Donkeys are a source of livelihood for many rural people who benefit directly from them.

Donkeys are mostly used by women and youth, and account for over 90 percent use in farm work and support to other livestock.

In addition, the majority of the owners and users also eke a living on a daily basis through the use of donkeys.

Donkey use creates direct employment to youths who are their main users. They are either employed to work the animals or they hire donkeys from owners on a day to day basis for a fee and engage them in some income generating activities.

The working animals are at the centre of rural economies growth and development, contributing significantly to sustaining livelihoods.

Experts say this happens despite the lack of information and knowledge among the user communities and the relevant stakeholders on the contribution of such animals to the overall livelihood improvement.

Donkeys remain the cheapest, convenient and consistent means of transport, draught power and farm production.

“Our goal through our donkey clinics is to protect this very hard-working, kind and gentle animal from numerous abuses,” said Dr Mutizhe.

“Changing perceptions of donkey welfare in the communities where they live and work is a large part of our approach at the AWARE and SPANA outreach programme.

“Indeed, raising awareness of donkey welfare, not just for the sake of the donkey but for owners and users, is a key step to making sure change is sustainable. That’s why it’s so encouraging to witness the opening of children’s education centre as well as the message taken up by local communities whenever we go out on our outreach programmes.

“All this, can have a big influence on public opinion.”

Apart from providing animal protection and care, training and advice to the local community, AWARE and SPANA Zimbabwe are also involved in an initiative to prevent donkey road accidents along the Beitbridge-Harare Highway,

Road accidents are a big problem for donkeys in the southern part of the country. They are seriously injured, sometimes fatally, on a regular basis on highways.

Dr Dutlow said efforts are now underway to prevent donkey accidents by giving them high visibility safety belts.

“After witnessing, first hand, the effects of accidents, which puts people as well as donkeys at risk, our organisation wanted to come up with a rapid response,” he said.

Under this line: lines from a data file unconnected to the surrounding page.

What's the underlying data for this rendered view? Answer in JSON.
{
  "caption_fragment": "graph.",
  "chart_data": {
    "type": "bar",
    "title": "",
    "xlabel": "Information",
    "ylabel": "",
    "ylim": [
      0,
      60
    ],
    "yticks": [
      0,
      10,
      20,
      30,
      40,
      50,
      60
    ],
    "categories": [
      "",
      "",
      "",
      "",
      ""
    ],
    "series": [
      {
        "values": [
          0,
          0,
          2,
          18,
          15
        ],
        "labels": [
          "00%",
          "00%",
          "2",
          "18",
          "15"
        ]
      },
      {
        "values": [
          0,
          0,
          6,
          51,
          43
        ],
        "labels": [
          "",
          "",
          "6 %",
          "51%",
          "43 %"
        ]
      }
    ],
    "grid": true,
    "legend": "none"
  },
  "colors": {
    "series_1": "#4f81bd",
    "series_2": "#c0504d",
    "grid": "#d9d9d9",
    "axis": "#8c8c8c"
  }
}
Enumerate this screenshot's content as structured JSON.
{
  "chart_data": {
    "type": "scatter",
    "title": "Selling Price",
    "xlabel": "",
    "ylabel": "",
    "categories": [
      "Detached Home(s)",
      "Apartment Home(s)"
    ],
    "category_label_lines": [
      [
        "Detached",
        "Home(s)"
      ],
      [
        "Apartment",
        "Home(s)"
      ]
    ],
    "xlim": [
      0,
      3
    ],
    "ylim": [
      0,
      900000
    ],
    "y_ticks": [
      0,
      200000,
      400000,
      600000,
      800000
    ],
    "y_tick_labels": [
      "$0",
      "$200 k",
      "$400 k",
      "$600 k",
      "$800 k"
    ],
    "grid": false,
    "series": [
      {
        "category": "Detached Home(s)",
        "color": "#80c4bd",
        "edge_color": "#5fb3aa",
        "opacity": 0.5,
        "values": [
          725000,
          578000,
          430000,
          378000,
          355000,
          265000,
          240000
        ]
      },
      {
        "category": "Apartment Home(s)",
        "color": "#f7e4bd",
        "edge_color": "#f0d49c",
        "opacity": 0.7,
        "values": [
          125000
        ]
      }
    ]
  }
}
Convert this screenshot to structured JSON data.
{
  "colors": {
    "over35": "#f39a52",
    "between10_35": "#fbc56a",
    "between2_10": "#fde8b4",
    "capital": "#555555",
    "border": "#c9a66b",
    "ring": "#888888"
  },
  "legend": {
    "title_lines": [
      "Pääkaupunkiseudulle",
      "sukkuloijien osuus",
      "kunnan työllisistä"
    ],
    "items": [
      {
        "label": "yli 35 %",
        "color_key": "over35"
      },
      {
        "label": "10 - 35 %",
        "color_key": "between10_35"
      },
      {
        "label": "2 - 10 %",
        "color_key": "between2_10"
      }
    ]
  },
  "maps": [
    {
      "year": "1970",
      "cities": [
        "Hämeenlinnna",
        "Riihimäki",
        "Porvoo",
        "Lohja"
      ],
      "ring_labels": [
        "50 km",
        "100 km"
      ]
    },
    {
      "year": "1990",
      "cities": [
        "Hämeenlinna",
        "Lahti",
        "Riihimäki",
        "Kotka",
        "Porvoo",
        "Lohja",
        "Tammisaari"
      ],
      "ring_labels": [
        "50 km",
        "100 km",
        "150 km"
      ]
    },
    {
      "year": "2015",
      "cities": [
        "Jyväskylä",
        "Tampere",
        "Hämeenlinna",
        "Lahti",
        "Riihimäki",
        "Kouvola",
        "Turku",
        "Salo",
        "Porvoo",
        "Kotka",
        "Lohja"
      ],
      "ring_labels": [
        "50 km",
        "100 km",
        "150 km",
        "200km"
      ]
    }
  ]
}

“The idea is important to save lives as well as donkeys.”

Donkeys have an incredibly hard life in drought prone districts of Zimbabwe.

They carry enormous weights on their backs, without any breaks or water for hours on end. They often live in incredible pain and discomfort.

And despite the increase in mechanisation, donkeys are still well deserving of the name ‘beasts of burden’.

In Zimbabwe and throughout the world, they play an important role in the transport of people and goods in rural, arid and semi-arid areas and where roads are poor or non-existent. — Zimpapers Syndication.